Duncavage Eric J, Abel Haley J, Pfeifer John D
Department of Pathology, Washington University School of Medicine, St. Louis, Missouri.
Department of Genetics, Washington University School of Medicine, St. Louis, Missouri.
J Mol Diagn. 2017 Jan;19(1):35-42. doi: 10.1016/j.jmoldx.2016.09.005. Epub 2016 Nov 15.

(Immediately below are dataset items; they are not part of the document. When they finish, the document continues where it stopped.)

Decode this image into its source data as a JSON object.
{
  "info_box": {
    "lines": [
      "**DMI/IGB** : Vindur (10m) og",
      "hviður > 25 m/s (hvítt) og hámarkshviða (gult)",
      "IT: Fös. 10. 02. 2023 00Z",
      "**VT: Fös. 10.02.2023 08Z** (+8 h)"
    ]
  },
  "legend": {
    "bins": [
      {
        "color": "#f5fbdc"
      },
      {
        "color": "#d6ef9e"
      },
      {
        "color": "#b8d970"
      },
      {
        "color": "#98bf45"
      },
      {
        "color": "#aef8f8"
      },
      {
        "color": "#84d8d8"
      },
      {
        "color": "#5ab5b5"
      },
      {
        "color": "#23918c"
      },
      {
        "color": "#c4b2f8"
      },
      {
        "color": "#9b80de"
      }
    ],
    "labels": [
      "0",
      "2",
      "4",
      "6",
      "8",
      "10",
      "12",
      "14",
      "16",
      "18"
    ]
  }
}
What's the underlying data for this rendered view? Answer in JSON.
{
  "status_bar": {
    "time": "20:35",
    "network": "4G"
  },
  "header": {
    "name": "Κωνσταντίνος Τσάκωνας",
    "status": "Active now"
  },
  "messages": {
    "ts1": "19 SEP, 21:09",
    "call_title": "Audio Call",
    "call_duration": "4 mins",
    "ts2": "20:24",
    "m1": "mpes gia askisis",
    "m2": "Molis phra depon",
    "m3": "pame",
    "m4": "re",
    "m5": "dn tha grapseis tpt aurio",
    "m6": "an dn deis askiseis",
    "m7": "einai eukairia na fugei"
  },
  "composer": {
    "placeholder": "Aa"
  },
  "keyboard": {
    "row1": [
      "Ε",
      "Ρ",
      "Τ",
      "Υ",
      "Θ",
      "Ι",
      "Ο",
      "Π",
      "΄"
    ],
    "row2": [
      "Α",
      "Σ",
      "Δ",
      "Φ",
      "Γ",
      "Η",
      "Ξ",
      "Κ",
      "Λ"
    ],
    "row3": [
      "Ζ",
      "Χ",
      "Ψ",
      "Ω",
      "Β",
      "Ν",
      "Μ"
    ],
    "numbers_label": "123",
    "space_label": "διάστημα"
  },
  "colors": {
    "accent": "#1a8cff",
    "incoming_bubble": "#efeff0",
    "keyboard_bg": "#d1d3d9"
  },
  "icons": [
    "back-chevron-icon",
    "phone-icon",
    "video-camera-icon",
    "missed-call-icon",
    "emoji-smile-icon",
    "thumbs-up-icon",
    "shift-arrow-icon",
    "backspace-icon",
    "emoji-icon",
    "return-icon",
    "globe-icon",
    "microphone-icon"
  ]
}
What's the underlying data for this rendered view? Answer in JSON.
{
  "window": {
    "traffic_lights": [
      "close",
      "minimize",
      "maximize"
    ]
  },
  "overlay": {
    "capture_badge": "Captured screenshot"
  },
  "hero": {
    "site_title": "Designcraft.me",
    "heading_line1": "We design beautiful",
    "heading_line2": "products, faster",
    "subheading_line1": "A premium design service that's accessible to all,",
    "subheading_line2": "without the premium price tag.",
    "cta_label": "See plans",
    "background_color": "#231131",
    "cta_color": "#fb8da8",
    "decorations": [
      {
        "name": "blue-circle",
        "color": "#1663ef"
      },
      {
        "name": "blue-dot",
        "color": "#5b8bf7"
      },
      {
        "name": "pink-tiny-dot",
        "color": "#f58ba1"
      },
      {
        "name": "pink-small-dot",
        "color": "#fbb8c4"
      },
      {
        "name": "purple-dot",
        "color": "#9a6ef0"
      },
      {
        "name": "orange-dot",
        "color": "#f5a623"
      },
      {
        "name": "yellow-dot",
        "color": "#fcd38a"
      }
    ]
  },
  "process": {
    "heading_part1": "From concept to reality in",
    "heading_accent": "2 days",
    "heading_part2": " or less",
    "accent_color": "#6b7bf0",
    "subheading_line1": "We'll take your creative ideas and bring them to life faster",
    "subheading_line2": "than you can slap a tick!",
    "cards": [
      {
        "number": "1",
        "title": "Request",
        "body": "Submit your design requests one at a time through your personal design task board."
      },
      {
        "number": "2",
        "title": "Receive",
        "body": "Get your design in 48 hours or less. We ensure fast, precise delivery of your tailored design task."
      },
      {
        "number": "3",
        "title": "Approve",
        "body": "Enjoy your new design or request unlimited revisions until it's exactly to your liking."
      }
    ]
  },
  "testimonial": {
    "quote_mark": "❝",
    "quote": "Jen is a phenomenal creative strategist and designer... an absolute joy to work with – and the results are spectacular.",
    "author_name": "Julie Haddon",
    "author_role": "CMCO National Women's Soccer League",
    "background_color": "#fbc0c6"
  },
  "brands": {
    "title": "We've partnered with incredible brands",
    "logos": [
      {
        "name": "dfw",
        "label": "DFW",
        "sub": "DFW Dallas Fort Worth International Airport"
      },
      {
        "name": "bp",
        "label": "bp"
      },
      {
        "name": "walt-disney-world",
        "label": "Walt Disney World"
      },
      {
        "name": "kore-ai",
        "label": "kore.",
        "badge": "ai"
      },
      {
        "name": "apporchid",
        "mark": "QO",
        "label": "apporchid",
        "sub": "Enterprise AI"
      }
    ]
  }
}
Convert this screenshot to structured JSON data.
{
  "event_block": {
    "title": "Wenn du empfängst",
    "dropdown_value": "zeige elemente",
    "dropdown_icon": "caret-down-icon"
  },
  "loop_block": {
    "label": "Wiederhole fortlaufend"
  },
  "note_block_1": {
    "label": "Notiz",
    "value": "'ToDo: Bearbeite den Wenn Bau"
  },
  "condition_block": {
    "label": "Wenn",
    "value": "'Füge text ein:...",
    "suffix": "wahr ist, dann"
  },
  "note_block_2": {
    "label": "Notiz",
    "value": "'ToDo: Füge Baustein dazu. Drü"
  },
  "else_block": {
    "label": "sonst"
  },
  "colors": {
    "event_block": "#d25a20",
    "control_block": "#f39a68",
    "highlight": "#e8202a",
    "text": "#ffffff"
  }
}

Quality assurance for clinical next-generation sequencing (NGS)-based assays is difficult given the complex methods and the range of sequence variants such assays can detect. As the number and range of mutations detected by clinical NGS assays has increased, it is difficult to apply standard analyte-specific proficiency testing (PT). Most current proficiency testing challenges for NGS are methods-based PT surveys that use DNA from reference samples engineered to harbor specific mutations that test both sequence generation and bioinformatics analysis. These methods-based PTs are limited by the number and types of mutations that can be physically introduced into a single DNA sample. In silico proficiency testing, which evaluates only the bioinformatics component of NGS assays, is a recently introduced PT method that allows for evaluation of numerous mutations spanning a range of variant classes. In silico PT data sets can be generated from simulated or actual sequencing data and are used to test alignment through variant detection and annotation steps. In silico PT has several advantages over the use of physical samples, including greater flexibility in tested variants, the ability to design laboratory-specific challenges, and lower costs. Herein, we review the use of in silico PT as an alternative to traditional methods-based PT as it is evolving in oncology applications and discuss how the approach is applicable more broadly.
鉴于基于临床下一代测序(NGS)的检测方法复杂,且此类检测能够检测的序列变异范围广泛,其质量保证颇具难度。随着临床NGS检测所检测到的突变数量和范围不断增加,应用标准的特定分析物能力验证(PT)变得困难。目前,大多数针对NGS的能力验证挑战都是基于方法的PT调查,这些调查使用来自经过工程改造以携带特定突变的参考样本的DNA,以测试序列生成和生物信息学分析。这些基于方法的PT受到可物理引入单个DNA样本中的突变数量和类型的限制。虚拟能力验证仅评估NGS检测的生物信息学部分,是最近引入的一种PT方法,它允许评估跨越一系列变异类别的众多突变。虚拟PT数据集可以从模拟或实际测序数据生成,并用于通过变异检测和注释步骤测试比对。与使用物理样本相比,虚拟PT具有多个优点,包括在测试变异方面具有更大的灵活性、能够设计针对特定实验室的挑战以及成本更低。在此,我们回顾虚拟PT作为传统基于方法的PT的替代方法在肿瘤学应用中的发展情况,并讨论该方法如何更广泛地适用。